Regulation
From the startup's perspective
Currently, only a few jurisdictions have clear regulations that can be applied to tokenized real-world assets, such as Switzerland, Abu Dhabi, Hong Kong, and Singapore. However, regulations vary between countries, and different types of tokenized RWAs are subject to different regulatory approaches.
In most cases, tokenized assets are treated as security tokens and are regulated similarly to traditional securities. This means that startups need to obtain relevant licenses and comply with various restrictions regarding who they can offer services to.
From the investor's perspective
The primary goal of regulation is to protect investors. However, even in countries where the project is based and regulated, there are many unforeseen circumstances not covered by the rules.
For example:
- The business center associated with your token ownership is suddenly sold, and the new owner refuses to acknowledge RWA token holders.
- The startup sold tokens to investors in the United States, and now, due to SEC demands, it has been fined $10 million, facing bankruptcy.
- The territory where you reside becomes subject to international sanctions, and the startup can no longer provide services there.
In all these cases, as an investor, you are likely to incur financial losses. Who and how will protect your rights if the startup is in Abu Dhabi and you are in Russia? This remains uncertain.
Transparency
While smart contracts are believed to ensure transparency, blockchain is unaware of events and transactions occurring off-chain. For instance, a smart contract cannot verify if a startup truly owns the underlying asset it tokenizes and in what condition that asset is. Achieving transparency requires a reliable system of oracles, external audits, and, of course, effective state-level regulation.
Demand
Currently, the demand for utility tokens of RWA protocols often surpasses the demand for their products. For example, as of December 10, 2023, Centrifuge's ($CFG) market capitalization was $222 million, only slightly higher than the Total Value Locked (TVL) of the protocol, which was $248 million. Clearpool ($CPOOL) had a token capitalization ($30 million) higher than its TVL ($27 million).
For comparison:
Startups in this segment thrive because venture funds readily invest in them, hoping to achieve significant profits during the peak of the bull market. The main advantage of the RWA trend, similar to the AI narrative, is its novelty. During the previous bull rally, these concepts were not discussed, making the potential for token price growth higher compared to the more established GameFi and metaverse trends.
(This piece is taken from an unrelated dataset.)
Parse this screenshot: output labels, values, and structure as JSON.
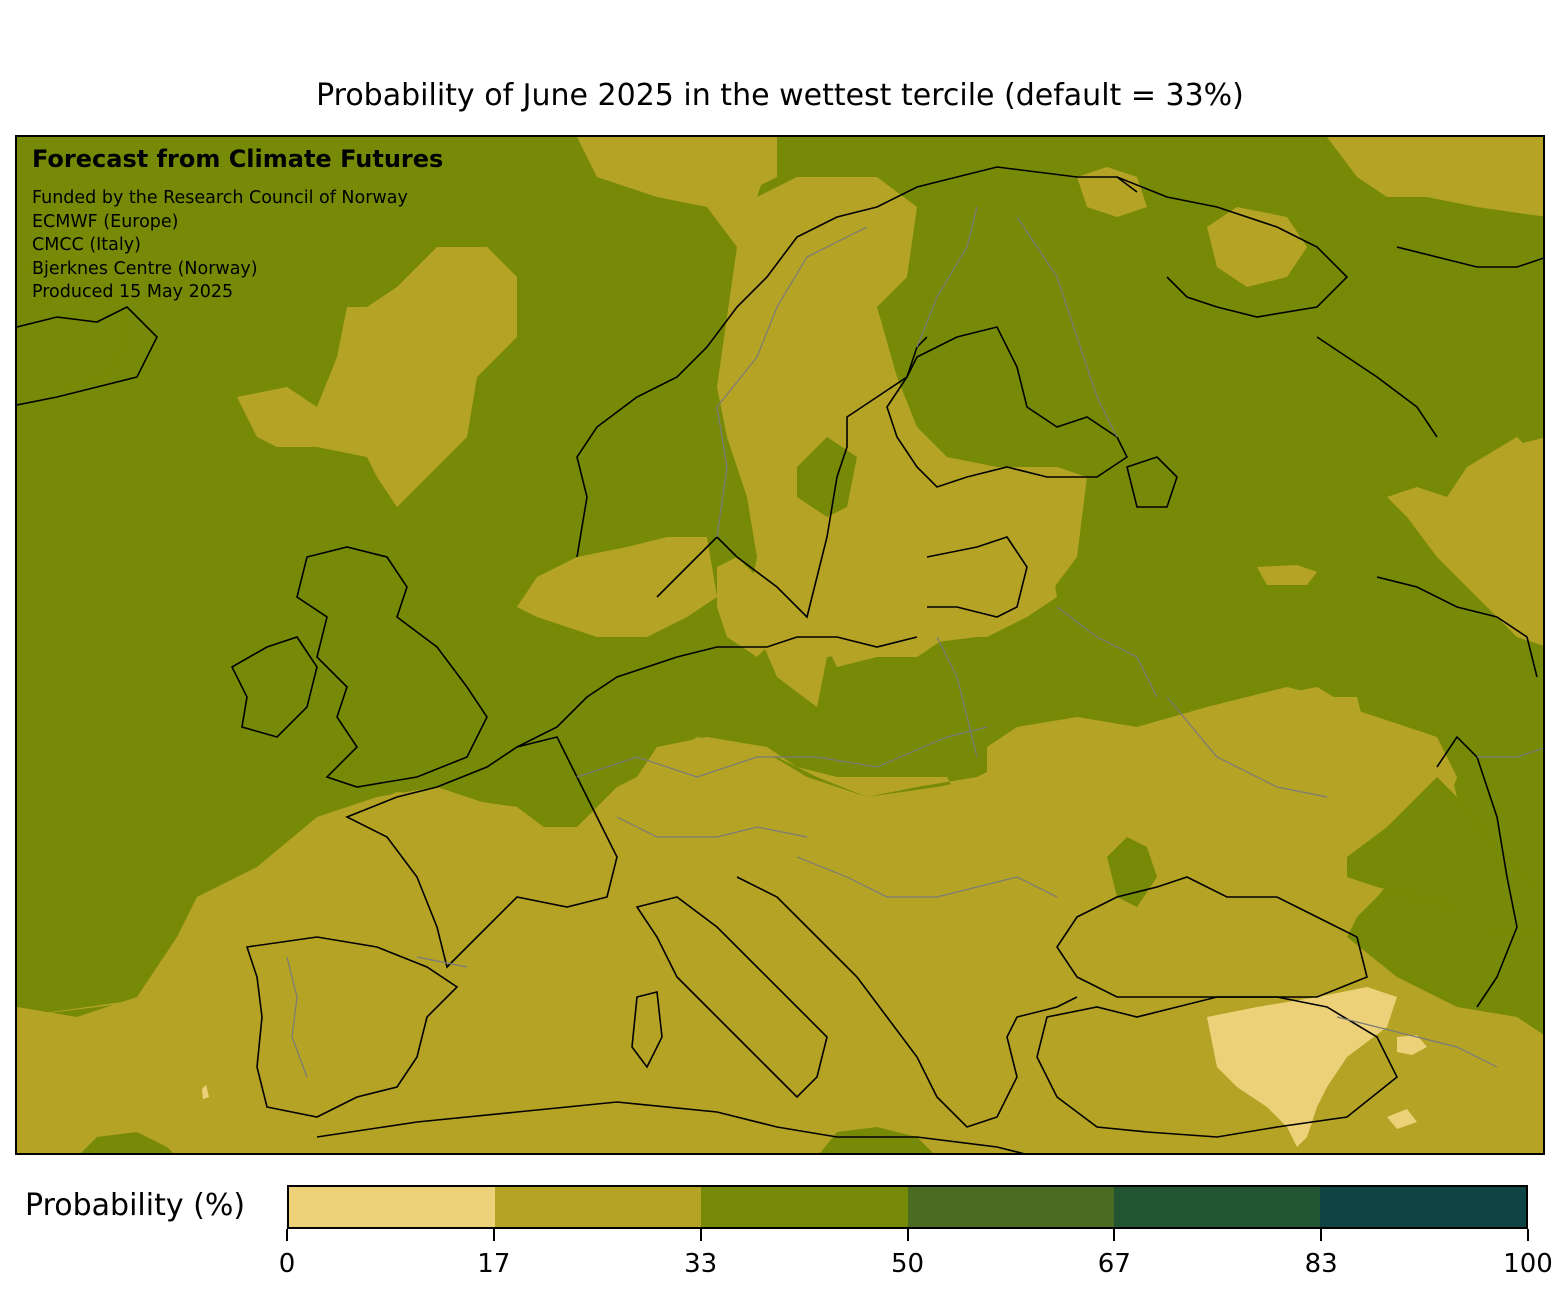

However, sustainable demand growth and effective monetization mechanisms will be required for long-term growth. Institutional investors interested in on-chain investments in bonds and other traditional assets they understand might be the key. Whether retail investors will be attracted by the prospect of a 3-9% return will be revealed over time.
Low liquidity in selling
While technically selling a real asset on the blockchain is indeed much easier than on the traditional market, there's a catch — only if there's a buyer. In the current small RWA market, finding a buyer at a favorable price can be challenging, unless we're talking about standard assets with substantial trading volumes, like Treasury bonds.
Here, we can draw a parallel with the NFT market, especially those tied to real goods like sneakers. In a market downturn, sellers might wait months for a buyer to make an offer (for instance, the phygital collection RTFKT x Nike).